DeFi lending protocol Morpho has raised $175 million in a new funding round that values the French open credit network at $2 billion, marking one of the largest DeFi infrastructure raises of 2026 and signaling accelerating institutional adoption of onchain credit markets.
What Happened
Morpho, the French open blockchain-based credit network, announced a $175 million funding round co-led by three of crypto's most prominent venture firms: Paradigm, a16z crypto, and Ribbit Capital. The round, which closed in early June 2026, also drew participation from Apollo Funds, Circle Ventures, and VanEck, pushing Morpho's valuation to $2 billion according to multiple sources. Fortune and FinTech Futures confirmed the details.
This marks Morpho's fourth institutional fundraise since 2021, with previous rounds backed by a16z crypto, Ribbit Capital, and Coinbase Ventures. The protocol, which launched its mainnet in 2022, has grown to manage over $4 billion in total value locked across its lending markets, making it one of the largest DeFi lending protocols by TVL.
Morpho's architecture separates the lending protocol into two layers: an immutable, governance-minimized base layer (Morpho Blue) and a permissionless market creation layer. This design allows institutions to deploy isolated lending markets with custom risk parameters while inheriting the security of the core protocol — a key differentiator that attracted traditional finance participants like Apollo and Circle to this round.
Why It Matters
The $175 million raise at a $2 billion valuation signals a structural shift: traditional financial institutions are moving beyond token speculation into onchain credit infrastructure. Apollo Funds, a global alternative asset manager with over $733 billion in assets under management, participated alongside Circle Ventures (the venture arm of USDC issuer Circle) and VanEck (a $100 billion asset manager with active crypto ETFs).
This institutional participation validates Morpho's thesis that permissionless lending markets can meet institutional-grade requirements for risk isolation, compliance tooling, and capital efficiency. Unlike first-generation DeFi lending protocols (Aave, Compound) that pool all assets into shared markets, Morpho's isolated market design lets each institution define its own collateral, oracle, and liquidation parameters — addressing the single point of failure and regulatory concerns that have kept large TradFi players on the sidelines.
The raise also highlights growing convergence between DeFi and traditional credit markets.
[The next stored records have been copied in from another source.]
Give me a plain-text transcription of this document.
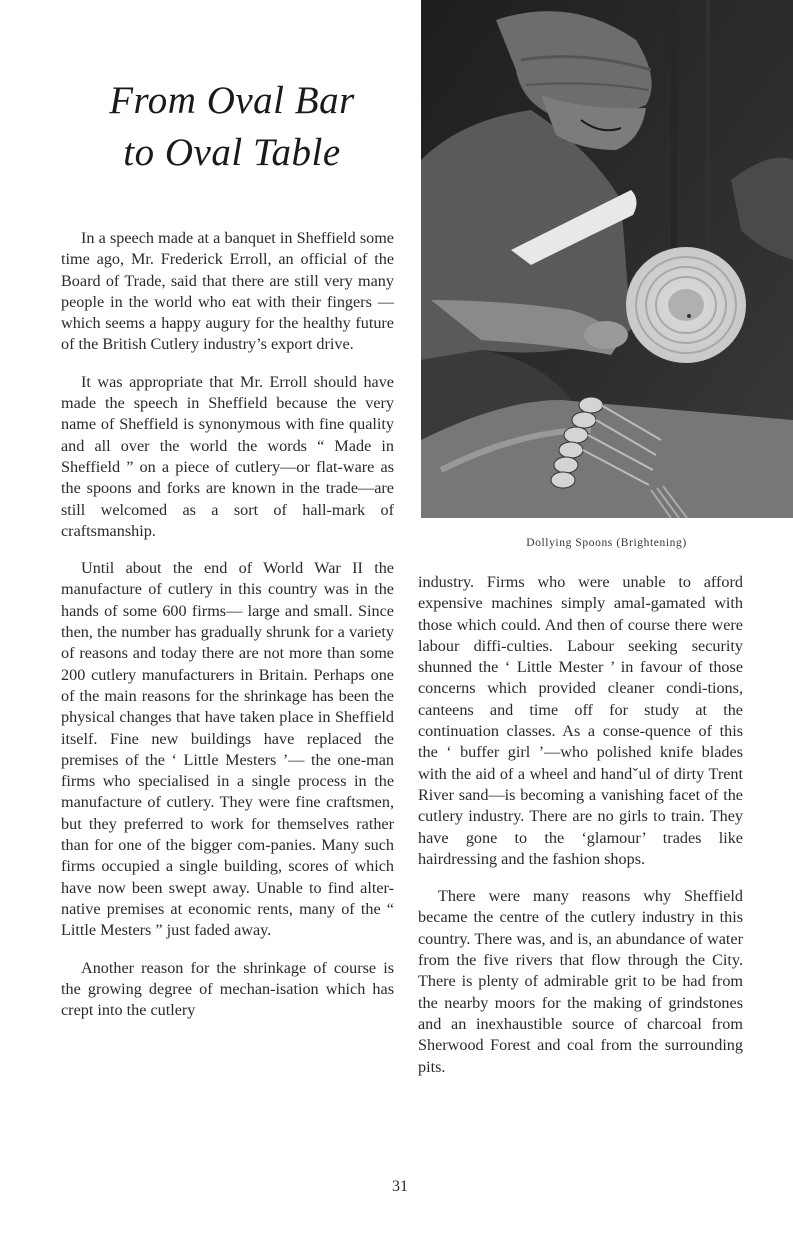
From Oval Bar
to Oval Table

In a speech made at a banquet in Sheffield some time ago, Mr. Frederick Erroll, an official of the Board of Trade, said that there are still very many people in the world who eat with their fingers —which seems a happy augury for the healthy future of the British Cutlery industry’s export drive.

It was appropriate that Mr. Erroll should have made the speech in Sheffield because the very name of Sheffield is synonymous with fine quality and all over the world the words “ Made in Sheffield ” on a piece of cutlery—or flat-ware as the spoons and forks are known in the trade—are still welcomed as a sort of hall-mark of craftsmanship.

Until about the end of World War II the manufacture of cutlery in this country was in the hands of some 600 firms— large and small. Since then, the number has gradually shrunk for a variety of reasons and today there are not more than some 200 cutlery manufacturers in Britain. Perhaps one of the main reasons for the shrinkage has been the physical changes that have taken place in Sheffield itself. Fine new buildings have replaced the premises of the ‘ Little Mesters ’— the one-man firms who specialised in a single process in the manufacture of cutlery. They were fine craftsmen, but they preferred to work for themselves rather than for one of the bigger com-panies. Many such firms occupied a single building, scores of which have now been swept away. Unable to find alter-native premises at economic rents, many of the “ Little Mesters ” just faded away.

Another reason for the shrinkage of course is the growing degree of mechan-isation which has crept into the cutlery

Dollying Spoons (Brightening)

industry. Firms who were unable to afford expensive machines simply amal-gamated with those which could. And then of course there were labour diffi-culties. Labour seeking security shunned the ‘ Little Mester ’ in favour of those concerns which provided cleaner condi-tions, canteens and time off for study at the continuation classes. As a conse-quence of this the ‘ buffer girl ’—who polished knife blades with the aid of a wheel and handˇul of dirty Trent River sand—is becoming a vanishing facet of the cutlery industry. There are no girls to train. They have gone to the ‘glamour’ trades like hairdressing and the fashion shops.

There were many reasons why Sheffield became the centre of the cutlery industry in this country. There was, and is, an abundance of water from the five rivers that flow through the City. There is plenty of admirable grit to be had from the nearby moors for the making of grindstones and an inexhaustible source of charcoal from Sherwood Forest and coal from the surrounding pits.

31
Morpho's credit infrastructure enables onchain representation of real-world assets (RWAs), private credit funds, and institutional lending products — a market opportunity estimated at $16 trillion globally by industry analysts.
What's Next
Morpho plans to deploy the capital toward deepening technical and commercial integrations with strategic partners, expanding its institutional go-to-market team, and advancing the Morpho Blue protocol's governance minimization roadmap. The protocol's next major milestone is the full immobilization of Morpho Blue smart contracts, removing admin keys and cementing the base layer as immutable public infrastructure.
Industry observers note that regulatory clarity around DeFi lending — particularly in the EU under MiCA and in the US through potential stablecoin legislation — will determine how quickly institutional capital can flow into onchain credit markets. Morpho's investor roster, which includes firms with deep regulatory expertise (Apollo, Circle, VanEck), positions the protocol to navigate this transition.
As a16z crypto partner Ali Yahya wrote in the firm's announcement: "The open credit network is not a metaphor — it's a new financial primitive. Morpho is building the rails for a world where credit markets are permissionless, composable, and globally accessible."